Crazy in love asks :

Hi Lucy,

I am in an unhappy marriage of 25 years, we don't love each other and frequently talk about separating but neither one of us have taken steps to make this happen, we have two grown up children one of whom still lives at home. We have a group of friends we socialise with, most of whom are married or in a relationship, and have known them for a number of years, recently one of the married men sat next to me and our legs were touching, we have an amazing chemistry between us and get along very well, I feel alive and happy again, I would love us to spend time together alone, I am sure the sex would be great and can't stop thinking about him, even though I am not sure he would cheat on his wife. He is also 20 years older than me, but the actual problem is that I can't stop thinking about him, I mean 24/7, unless I am at work or distracted somehow, in some ways it’s a blessing because I feel so much happier, but it is also a curse because I want him so much but I can't have him as it is very unlikely we could ever be alone together unless one of us plucks up the courage to arrange something. I am so confused, I also think I am in love with him, am I going crazy? It feels like it, like I said, a blessing and a curse. What do I do, how do I stop feeling this way?

Our Reply

Hi Crazy in love,

People often feel the grass is greener in a marriage when it’s not going well, however if separating has been something that you have talked about for a while, then maybe talk to a professional relationship counsellor about it.

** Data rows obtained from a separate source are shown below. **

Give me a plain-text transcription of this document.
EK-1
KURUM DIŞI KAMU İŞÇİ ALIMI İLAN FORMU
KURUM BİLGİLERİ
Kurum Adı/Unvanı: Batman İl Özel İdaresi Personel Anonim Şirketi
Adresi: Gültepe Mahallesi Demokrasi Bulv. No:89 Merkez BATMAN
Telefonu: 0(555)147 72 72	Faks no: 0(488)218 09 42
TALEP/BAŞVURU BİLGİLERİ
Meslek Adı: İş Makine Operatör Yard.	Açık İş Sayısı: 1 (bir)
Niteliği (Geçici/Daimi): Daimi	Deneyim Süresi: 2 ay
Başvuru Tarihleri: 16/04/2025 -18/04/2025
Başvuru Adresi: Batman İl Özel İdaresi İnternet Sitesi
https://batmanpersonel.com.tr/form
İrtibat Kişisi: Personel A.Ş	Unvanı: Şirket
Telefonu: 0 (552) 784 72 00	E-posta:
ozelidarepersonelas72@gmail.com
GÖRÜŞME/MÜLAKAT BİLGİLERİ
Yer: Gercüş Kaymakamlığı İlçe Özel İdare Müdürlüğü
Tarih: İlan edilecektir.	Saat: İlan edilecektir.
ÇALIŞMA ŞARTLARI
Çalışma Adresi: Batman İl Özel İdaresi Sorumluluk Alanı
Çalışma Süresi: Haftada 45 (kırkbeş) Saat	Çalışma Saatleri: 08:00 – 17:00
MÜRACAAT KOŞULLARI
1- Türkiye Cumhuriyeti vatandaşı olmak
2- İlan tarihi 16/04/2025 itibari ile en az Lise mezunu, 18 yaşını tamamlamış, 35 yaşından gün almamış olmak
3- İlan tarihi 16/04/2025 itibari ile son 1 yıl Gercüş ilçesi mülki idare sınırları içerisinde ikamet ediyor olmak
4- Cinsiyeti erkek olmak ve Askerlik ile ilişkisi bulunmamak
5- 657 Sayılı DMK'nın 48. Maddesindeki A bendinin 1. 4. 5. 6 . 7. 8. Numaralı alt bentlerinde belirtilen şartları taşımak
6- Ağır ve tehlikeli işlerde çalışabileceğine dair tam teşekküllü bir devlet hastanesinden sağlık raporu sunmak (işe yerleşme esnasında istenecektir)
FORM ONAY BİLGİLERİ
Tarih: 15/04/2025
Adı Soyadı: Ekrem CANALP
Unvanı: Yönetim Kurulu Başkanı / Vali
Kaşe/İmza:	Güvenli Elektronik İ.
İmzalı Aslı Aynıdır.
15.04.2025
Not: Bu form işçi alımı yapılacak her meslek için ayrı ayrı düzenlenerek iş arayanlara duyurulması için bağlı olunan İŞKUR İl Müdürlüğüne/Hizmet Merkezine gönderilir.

You admit that neither of you have taken steps to leave each other so perhaps if you talked it through with someone then you might be able to put some plans in place to go your separate ways. If you both openly no longer love each other and you have developed feelings for another man, then it seems that both of you are ready to move on.

Maybe you have developed feelings of love for this man because you crave it so badly. If you have not felt it from your husband then perhaps he has filled this gap with some attention and sexual chemistry that has been left wide open, which might be cl9ouding your judgement. That couple with the fact that he is forbidden fruit because he is married, could be contributing to your crush.

I would suggest that maybe before you enter into anything with another man that you make decisions in your own marriage first, so you are not bombarded with too many emotions at once. Leaving your partner is a huge upheaval and you will likely need to put all of your energy into that for a while before looking for new love. You haven’t been single in 25 years so if this is the path you take then you might find that you want to date for a little while first before committing to another man if at all.